The suspect and the scene
-Il Tempo
We'll just call this the latest report from the Milan daily blotter. It is an all-too-familiar story in Italy's 2nd-largest city, which is also number 1 in crime. The only difference this time is that while the perp is a migrant from Algeria, his victim is also an Arab, a young woman from Morocco who was just minding her own business socializing with friends while awaiting a train back home from Milan's Pizza Duomo. According to the complaint, she was sitting on a bench at the Duomo metro stop talking to a friend, also from Morocco, when she was accosted by 27-year-old Mohamed Saidi, from Algeria.

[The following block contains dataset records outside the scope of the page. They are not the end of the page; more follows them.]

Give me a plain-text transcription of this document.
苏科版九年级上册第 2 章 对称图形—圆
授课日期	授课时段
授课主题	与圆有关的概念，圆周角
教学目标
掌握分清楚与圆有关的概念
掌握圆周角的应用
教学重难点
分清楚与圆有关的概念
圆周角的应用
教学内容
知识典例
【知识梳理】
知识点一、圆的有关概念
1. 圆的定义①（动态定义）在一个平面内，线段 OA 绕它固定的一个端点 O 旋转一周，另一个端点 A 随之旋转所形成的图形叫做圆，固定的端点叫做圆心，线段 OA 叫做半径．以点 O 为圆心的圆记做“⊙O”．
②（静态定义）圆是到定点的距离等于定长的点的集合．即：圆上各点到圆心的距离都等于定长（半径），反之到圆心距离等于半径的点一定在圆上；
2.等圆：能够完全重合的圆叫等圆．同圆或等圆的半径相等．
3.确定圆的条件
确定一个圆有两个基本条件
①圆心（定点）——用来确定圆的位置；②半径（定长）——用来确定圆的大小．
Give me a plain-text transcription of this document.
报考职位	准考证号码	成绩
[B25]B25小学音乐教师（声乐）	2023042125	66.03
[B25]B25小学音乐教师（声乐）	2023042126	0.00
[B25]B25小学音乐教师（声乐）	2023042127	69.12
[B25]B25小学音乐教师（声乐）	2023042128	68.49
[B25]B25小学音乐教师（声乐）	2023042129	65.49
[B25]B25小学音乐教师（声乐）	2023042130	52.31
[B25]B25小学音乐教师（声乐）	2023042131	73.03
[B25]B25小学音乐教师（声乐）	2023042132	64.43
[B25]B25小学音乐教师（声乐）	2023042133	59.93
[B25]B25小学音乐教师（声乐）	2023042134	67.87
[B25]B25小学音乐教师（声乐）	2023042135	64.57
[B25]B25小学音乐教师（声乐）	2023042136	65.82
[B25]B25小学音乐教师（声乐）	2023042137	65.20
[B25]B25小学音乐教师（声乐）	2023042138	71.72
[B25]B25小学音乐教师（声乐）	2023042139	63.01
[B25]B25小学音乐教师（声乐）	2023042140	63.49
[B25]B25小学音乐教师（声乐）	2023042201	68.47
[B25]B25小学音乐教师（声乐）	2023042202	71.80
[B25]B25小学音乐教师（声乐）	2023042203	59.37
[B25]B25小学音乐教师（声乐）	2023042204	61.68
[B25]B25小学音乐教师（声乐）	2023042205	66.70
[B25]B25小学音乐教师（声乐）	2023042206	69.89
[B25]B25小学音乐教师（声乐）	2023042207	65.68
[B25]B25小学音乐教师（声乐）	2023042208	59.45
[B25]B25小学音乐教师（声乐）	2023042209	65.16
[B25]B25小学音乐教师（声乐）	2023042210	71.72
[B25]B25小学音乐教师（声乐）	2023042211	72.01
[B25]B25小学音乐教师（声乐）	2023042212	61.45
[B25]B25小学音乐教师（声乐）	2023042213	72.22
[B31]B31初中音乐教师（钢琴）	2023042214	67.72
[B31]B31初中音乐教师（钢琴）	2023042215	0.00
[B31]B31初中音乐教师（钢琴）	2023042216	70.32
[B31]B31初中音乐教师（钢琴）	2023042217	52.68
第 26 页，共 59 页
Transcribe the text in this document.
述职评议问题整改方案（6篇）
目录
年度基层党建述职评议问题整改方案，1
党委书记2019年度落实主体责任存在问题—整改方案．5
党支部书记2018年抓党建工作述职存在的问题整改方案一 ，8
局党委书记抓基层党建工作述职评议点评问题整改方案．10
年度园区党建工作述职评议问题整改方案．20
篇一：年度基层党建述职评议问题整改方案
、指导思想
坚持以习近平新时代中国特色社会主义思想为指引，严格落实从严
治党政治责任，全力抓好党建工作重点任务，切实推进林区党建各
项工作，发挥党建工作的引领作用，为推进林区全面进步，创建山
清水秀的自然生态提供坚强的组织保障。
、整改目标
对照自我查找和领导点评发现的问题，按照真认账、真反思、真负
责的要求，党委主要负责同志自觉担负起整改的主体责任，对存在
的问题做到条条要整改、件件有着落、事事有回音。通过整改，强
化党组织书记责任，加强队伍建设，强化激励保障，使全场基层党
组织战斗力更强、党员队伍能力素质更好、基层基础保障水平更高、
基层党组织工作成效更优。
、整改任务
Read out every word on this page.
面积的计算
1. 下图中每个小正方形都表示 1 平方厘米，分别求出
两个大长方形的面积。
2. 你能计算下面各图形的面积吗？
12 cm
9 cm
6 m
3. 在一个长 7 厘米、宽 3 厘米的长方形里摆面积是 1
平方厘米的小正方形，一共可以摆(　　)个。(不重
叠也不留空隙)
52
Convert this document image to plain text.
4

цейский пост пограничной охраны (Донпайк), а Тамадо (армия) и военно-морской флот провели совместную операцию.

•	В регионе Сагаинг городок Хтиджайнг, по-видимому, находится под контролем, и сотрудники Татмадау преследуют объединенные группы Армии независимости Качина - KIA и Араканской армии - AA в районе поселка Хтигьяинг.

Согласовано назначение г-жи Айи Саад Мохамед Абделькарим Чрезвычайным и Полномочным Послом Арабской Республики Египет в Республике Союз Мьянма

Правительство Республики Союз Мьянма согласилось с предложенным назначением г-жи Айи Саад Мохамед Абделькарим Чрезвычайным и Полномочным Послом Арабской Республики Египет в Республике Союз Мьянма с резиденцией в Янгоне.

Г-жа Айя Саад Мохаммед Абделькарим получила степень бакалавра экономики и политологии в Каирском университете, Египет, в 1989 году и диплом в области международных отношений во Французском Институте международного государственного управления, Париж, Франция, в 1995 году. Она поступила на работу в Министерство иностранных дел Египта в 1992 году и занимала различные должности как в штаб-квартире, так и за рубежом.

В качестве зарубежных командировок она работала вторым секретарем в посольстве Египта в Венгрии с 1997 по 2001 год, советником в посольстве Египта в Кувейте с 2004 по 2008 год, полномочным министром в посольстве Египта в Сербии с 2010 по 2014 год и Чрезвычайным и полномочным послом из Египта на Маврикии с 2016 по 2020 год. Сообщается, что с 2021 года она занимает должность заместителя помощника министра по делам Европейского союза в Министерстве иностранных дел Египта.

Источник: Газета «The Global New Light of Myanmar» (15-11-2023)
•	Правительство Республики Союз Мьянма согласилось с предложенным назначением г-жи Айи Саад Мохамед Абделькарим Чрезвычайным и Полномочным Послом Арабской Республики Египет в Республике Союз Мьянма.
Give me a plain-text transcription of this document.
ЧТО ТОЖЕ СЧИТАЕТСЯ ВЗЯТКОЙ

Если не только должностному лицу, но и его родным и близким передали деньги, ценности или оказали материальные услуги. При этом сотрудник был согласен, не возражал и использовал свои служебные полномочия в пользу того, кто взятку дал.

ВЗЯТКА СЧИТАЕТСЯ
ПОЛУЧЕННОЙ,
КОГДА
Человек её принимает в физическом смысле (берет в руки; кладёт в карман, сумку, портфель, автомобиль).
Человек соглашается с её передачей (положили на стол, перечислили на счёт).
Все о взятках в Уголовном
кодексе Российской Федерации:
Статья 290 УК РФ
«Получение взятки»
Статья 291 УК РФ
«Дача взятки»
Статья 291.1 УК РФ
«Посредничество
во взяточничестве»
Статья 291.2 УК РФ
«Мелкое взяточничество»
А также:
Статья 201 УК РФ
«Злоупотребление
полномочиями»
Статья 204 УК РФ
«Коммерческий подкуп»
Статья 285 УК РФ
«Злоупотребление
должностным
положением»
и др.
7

The man reportedly approached the victim and asked her what the F she was looking at, also reportedly stating, "I am a Muslim!" before attacking her and leaving her bleeding and scarred.
Reportedly, the man had just been released from custody hours before, after being given an expedited trial for breaking into a car during the early morning hours of July 9,
The article below from Il Tempo is translated by Fousesquawk. According to other news reports from Il Tempo, Saidi punched the woman in the face.
"What are you looking at? I am a Muslim!" Investigation into radicalization of the attacker
July 10, 2026
"I thought I was going to die. I couldn't see anything, and the blood kept me from breathing." The victim, a 22-year-old, originally from Morocco, recounted her story in filing a complaint against Mohamed Saidi, a 27-year-old Algerian, arrested for having attacked and scarred her at the Duomo metro stop in Milan. The young woman recounts her afternoon in the city center: a casual meeting with a co-national in Duomo Square, one hour before the attack. Then a shopping walk in a group, and finally, entering the Duomo station, still in a group. And here, while she was seated with a friend on a bench awaiting the train direct to Comasina, "suddenly, a man I had never seen before addressed me in Arabic and in an intimidating tone exclaimed: 'What the f--- are you looking at?"' The 22-year-old answered him in Arabic, explaining that, " My look was actually directed at my friend." Saidi, however, did not believe her and shouted a series of scathing insults. The young woman, frightened, asks him to leave and tells him that if he didn't leave, she would call the police.
The Ros (Carabinieri Special Operative Group) Anti-Terrorism Unit in Milan is conducting checks throughout Europe through Interpol as to "a possible involvement in radicalized circles" on the part of Mohamed Saidi, the 27-year-old Algerian arrested for having attacked and scarred a 22-year-old young woman at the Duomo metro stop. That is how the arrest report by local police reads. A few hours before the attack, Saida had been released from custody with a ban on residing in Milan following an expedited trial held at the Palace of Justice less than one kilometer from Duomo Square. The arrest, which took place a few hours earlier, around 4 am between 8 and 9 July, was for theft from the interior of a car parked in Argentina Square. It was the first time the 27-year-old Algerian, who was listed as having no fixed abode and no criminal record, was documented in our country.